Einen weiteren Schwerpunkt bildet die Stärkung der Patientenrechte. Neben den Patientenfürsprechern wird es Besuchskommissionen und in jeder Gebietskörperschaft eine unabhängige Beschwerdestelle geben.

Der vorliegende Gesetzentwurf wurde, wie schon ausgeführt, im Vorfeld mit allen Beteiligten diskutiert. Wir halten es für unbedingt notwendig. Deshalb wird der hessische Fachbeirat Psychiatrie nun auch gesetzlich verankert, um klarzustellen, dass in der weiteren Beobachtung und Ausführung des Gesetzes die Fachexpertise Berücksichtigung findet.

Es ist gelungen, umfassende Hilfen für psychisch kranke Menschen gesetzlich zu regeln, Maßnahmen bei Eigenund Fremdgefährdung rechtssicher zu gestalten. Im Gesetz ist darüber hinaus eine Reihe von Berichtspflichten verankert, sodass sich die Datenlage für das Versorgungsgeschehen in Hessen erheblich verbessern wird.

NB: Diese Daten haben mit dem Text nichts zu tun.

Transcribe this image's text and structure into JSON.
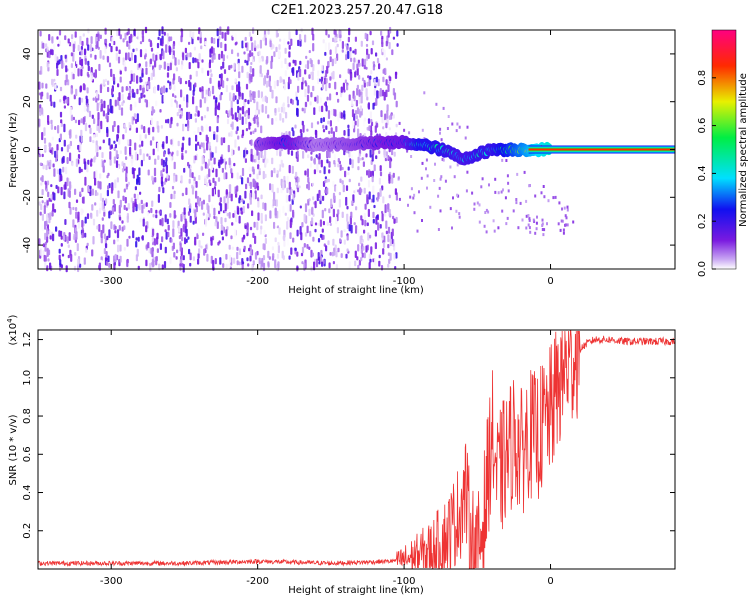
{
  "title": "C2E1.2023.257.20.47.G18",
  "colors": {
    "snr_line": "#ee3333",
    "spectrogram_noise": "#7a1ae0",
    "frame": "#000000"
  },
  "chart_data": [
    {
      "type": "heatmap",
      "title": "C2E1.2023.257.20.47.G18",
      "xlabel": "Height of straight line (km)",
      "ylabel": "Frequency (Hz)",
      "xlim": [
        -350,
        85
      ],
      "ylim": [
        -50,
        50
      ],
      "xticks": [
        -300,
        -200,
        -100,
        0
      ],
      "xtick_labels": [
        "-300",
        "-200",
        "-100",
        "0"
      ],
      "yticks": [
        -40,
        -20,
        0,
        20,
        40
      ],
      "ytick_labels": [
        "-40",
        "-20",
        "0",
        "20",
        "40"
      ],
      "colorbar": {
        "label": "Normalized spectral amplitude",
        "range": [
          0.0,
          1.0
        ],
        "ticks": [
          0.0,
          0.2,
          0.4,
          0.6,
          0.8
        ],
        "tick_labels": [
          "0.0",
          "0.2",
          "0.4",
          "0.6",
          "0.8"
        ],
        "colormap": "rainbow (purple-blue-cyan-green-yellow-red-magenta)"
      },
      "features": {
        "noise_region_x": [
          -350,
          -105
        ],
        "signal_track": [
          {
            "x": -200,
            "y": 2,
            "amp": 0.2
          },
          {
            "x": -180,
            "y": 3,
            "amp": 0.3
          },
          {
            "x": -160,
            "y": 2,
            "amp": 0.15
          },
          {
            "x": -100,
            "y": 3,
            "amp": 0.3
          },
          {
            "x": -90,
            "y": 2,
            "amp": 0.5
          },
          {
            "x": -80,
            "y": 1,
            "amp": 0.5
          },
          {
            "x": -70,
            "y": -1,
            "amp": 0.45
          },
          {
            "x": -60,
            "y": -4,
            "amp": 0.4
          },
          {
            "x": -50,
            "y": -2,
            "amp": 0.45
          },
          {
            "x": -40,
            "y": 0,
            "amp": 0.45
          },
          {
            "x": -20,
            "y": 0,
            "amp": 0.7
          },
          {
            "x": 0,
            "y": 0,
            "amp": 0.95
          },
          {
            "x": 85,
            "y": 0,
            "amp": 1.0
          }
        ]
      }
    },
    {
      "type": "line",
      "xlabel": "Height of straight line (km)",
      "ylabel": "SNR (10 * v/v)",
      "y_multiplier": "(x10⁴)",
      "y_multiplier_base": "(x10",
      "y_multiplier_exp": "4",
      "y_multiplier_close": ")",
      "xlim": [
        -350,
        85
      ],
      "ylim": [
        0,
        1.25
      ],
      "xticks": [
        -300,
        -200,
        -100,
        0
      ],
      "xtick_labels": [
        "-300",
        "-200",
        "-100",
        "0"
      ],
      "yticks": [
        0.2,
        0.4,
        0.6,
        0.8,
        1.0,
        1.2
      ],
      "ytick_labels": [
        "0.2",
        "0.4",
        "0.6",
        "0.8",
        "1.0",
        "1.2"
      ],
      "series": [
        {
          "color": "#ee3333",
          "x": [
            -350,
            -300,
            -250,
            -200,
            -150,
            -110,
            -100,
            -90,
            -80,
            -70,
            -62,
            -58,
            -55,
            -50,
            -45,
            -40,
            -36,
            -32,
            -28,
            -25,
            -20,
            -15,
            -10,
            -5,
            0,
            5,
            10,
            15,
            20,
            25,
            30,
            40,
            50,
            60,
            70,
            85
          ],
          "y": [
            0.03,
            0.03,
            0.03,
            0.04,
            0.03,
            0.04,
            0.05,
            0.07,
            0.1,
            0.18,
            0.3,
            0.42,
            0.2,
            0.05,
            0.3,
            0.72,
            0.45,
            0.55,
            0.62,
            0.7,
            0.6,
            0.72,
            0.68,
            0.75,
            0.82,
            0.95,
            1.05,
            1.1,
            1.15,
            1.18,
            1.2,
            1.2,
            1.19,
            1.19,
            1.19,
            1.19
          ]
        }
      ]
    }
  ]
}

Ich bin überzeugt, dass die Umsetzung des PsychischKranken-Hilfe-Gesetzes in Hessen einen großen Fortschritt darstellt. Wir haben die kommunale Ebene bewusst gestärkt; denn dort leben die Menschen, dort werden die Hilfen erbracht. Wir als Land werden diesen Prozess eng begleiten; denn nur durch Kooperation und Kommunikation aller Beteiligten wird sich zugunsten der Menschen, die dieser Hilfestellungen bedürfen, tatsächlich etwas ändern. – Danke für Ihre Aufmerksamkeit.